La questione è quasi totalmente incentrata sul da farsi in caso di avvisi di garanzia a chi ricopre cariche politiche. Colpo di spugna all’intransigenza che è valsa la sospensione al “povero” Pizzarotti e arrivo del sistema “chiudiamo un occhio”, nel caso che Virginia Raggi si trovasse impigliata nello stesso meccanismo.

Due pesi, due misure. A sentire le voci che si alzano dall’opposizione, così come qualche mormorio interno al Movimento. Finito dunque il tempo del “contratto” fatto firmare ai candidati della capitale, con le dimissioni obbligate se volute da almeno 500 iscritti al Movimento residenti a Roma. Ora, ogni decisione inerente eventuali vicende giudiziarie spetta a Beppe Grillo e ai Probiviri del Movimento.
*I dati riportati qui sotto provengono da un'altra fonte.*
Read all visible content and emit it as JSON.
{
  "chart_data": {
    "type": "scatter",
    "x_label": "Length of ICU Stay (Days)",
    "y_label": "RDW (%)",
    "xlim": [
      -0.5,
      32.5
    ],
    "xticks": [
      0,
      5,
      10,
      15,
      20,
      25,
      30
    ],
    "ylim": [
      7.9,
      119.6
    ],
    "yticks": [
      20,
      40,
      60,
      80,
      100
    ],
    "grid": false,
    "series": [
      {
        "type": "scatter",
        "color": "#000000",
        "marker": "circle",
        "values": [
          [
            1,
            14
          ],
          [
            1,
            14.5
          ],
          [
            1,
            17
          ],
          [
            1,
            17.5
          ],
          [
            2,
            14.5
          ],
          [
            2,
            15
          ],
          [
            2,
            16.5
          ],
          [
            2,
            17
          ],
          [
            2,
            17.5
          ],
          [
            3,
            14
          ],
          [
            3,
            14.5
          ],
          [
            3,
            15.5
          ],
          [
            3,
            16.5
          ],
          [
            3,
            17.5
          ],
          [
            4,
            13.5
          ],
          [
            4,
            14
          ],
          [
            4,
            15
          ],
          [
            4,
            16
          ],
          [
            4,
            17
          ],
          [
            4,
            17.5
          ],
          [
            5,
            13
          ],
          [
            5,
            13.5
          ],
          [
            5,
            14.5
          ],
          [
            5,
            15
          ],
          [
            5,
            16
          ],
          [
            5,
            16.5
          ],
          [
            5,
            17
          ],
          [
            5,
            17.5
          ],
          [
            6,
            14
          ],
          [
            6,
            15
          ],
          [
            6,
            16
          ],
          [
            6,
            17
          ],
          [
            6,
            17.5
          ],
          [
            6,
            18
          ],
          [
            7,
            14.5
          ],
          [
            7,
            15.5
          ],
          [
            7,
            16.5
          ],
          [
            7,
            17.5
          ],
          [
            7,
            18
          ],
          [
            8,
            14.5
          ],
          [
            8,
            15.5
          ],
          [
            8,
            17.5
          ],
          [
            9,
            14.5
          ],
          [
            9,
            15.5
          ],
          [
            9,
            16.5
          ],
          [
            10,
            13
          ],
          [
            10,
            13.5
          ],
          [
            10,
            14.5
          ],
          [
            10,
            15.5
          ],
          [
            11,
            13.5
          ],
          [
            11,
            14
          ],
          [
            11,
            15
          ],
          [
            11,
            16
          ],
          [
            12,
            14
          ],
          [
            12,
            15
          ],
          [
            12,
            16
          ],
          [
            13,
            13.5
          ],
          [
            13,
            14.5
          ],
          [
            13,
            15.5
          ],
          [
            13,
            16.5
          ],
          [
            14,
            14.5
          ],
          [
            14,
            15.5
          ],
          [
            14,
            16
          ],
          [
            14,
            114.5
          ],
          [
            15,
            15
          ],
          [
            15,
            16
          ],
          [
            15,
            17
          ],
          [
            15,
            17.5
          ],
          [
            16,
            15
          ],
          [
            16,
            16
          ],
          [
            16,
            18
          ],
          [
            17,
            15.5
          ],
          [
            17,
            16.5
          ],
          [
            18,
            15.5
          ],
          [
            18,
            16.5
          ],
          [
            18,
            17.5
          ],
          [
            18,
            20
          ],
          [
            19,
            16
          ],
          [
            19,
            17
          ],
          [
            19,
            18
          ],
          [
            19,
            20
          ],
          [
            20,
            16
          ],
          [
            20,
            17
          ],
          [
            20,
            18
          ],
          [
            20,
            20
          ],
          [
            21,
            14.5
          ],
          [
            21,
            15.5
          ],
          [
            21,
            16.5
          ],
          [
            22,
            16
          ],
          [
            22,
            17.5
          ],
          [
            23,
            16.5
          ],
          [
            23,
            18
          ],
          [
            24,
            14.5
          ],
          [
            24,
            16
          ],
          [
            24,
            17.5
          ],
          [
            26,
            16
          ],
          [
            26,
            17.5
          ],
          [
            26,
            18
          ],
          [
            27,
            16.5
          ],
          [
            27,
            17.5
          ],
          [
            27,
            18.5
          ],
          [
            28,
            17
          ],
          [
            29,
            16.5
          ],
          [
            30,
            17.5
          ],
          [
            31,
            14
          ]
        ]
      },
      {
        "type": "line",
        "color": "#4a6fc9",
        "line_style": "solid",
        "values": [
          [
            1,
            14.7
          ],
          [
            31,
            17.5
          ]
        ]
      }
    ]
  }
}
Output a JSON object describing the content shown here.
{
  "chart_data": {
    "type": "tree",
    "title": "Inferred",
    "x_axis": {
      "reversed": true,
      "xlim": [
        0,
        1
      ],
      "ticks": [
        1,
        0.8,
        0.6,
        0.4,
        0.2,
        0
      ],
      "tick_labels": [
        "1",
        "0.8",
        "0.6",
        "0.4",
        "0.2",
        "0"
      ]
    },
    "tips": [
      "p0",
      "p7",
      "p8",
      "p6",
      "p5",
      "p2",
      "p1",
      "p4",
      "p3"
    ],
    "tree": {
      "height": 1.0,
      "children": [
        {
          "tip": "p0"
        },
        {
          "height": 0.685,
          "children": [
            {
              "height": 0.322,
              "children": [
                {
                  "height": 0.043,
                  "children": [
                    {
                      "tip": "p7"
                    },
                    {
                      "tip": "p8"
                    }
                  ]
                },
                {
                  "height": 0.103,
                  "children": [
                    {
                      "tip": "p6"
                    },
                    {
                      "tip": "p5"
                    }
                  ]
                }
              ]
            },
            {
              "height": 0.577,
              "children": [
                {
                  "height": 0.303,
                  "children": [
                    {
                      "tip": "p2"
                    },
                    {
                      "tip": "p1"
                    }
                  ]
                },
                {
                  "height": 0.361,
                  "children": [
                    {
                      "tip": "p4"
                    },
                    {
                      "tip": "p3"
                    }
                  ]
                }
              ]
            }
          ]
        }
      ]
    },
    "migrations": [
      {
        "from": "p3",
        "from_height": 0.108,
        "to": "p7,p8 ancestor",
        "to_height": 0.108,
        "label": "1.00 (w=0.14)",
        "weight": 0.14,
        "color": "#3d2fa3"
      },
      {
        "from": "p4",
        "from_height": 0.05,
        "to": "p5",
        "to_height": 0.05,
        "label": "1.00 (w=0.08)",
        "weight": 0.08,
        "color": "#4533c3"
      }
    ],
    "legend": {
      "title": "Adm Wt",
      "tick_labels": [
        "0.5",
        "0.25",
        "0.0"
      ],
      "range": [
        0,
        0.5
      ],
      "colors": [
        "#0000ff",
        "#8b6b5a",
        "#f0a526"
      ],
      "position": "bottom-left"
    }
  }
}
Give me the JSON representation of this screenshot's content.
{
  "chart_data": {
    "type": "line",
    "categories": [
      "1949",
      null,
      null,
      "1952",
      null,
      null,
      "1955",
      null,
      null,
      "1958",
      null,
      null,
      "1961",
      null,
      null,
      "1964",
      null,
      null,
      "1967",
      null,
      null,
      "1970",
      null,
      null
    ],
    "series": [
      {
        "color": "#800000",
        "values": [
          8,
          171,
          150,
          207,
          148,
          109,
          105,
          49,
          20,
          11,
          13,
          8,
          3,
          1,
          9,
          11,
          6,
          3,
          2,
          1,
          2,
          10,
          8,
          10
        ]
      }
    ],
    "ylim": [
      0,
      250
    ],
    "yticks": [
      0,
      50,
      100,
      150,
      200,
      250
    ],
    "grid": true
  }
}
Politicamente cosa cambia?
Di certo si svolta verso la strada del garantismo. Almeno così pare. Se ci sembrava assurdo quanto applicato al sindaco di Parma Pizzarotti, altrettanto assurdo è oggi che si applichi un codice di giustizia interna, quando ancora la magistratura non ha neanche chiuso le indagini. Quindi, il movimento aprirebbe un processo a cosa?

La vicenda Pizzarotti
“Oggi continuo a vedere molti yes man, ma pochi politici con una loro coerenza e una loro autonomia”. E’ questo il commento a caldo dell’ex grillino e primo cittadino di Parma al codice etico. “Quando il Movimento 5 Stelle mi aveva sospeso illegittimamente mancava un regolamento sulle sospensioni e uno sul codice di comportamento. Nelle controdeduzioni che mi erano state chieste lo feci notare: impossibile e illegittimo sospendermi se mancano i regolamenti per farlo”.

Lo fa notare Pizzarotti, c’è un capo che decide e non puoi, non solo discostarti, ma neanche proferir parola. Il sindaco di Parma a febbraio 2016 era indagato per abuso d’ufficio che gli è costata la sospensione dal movimento. Ma in seguito all’archiviazione delle accuse, Pizzarotti chiede di essere reintegrato senza, però, ottenere risposta. Oggi è fuori dal Movimento.

Insomma, il giustizialismo cavalcato per ottenere la ribalta lascia spazio al garantismo utile a mantenerla (la ribalta).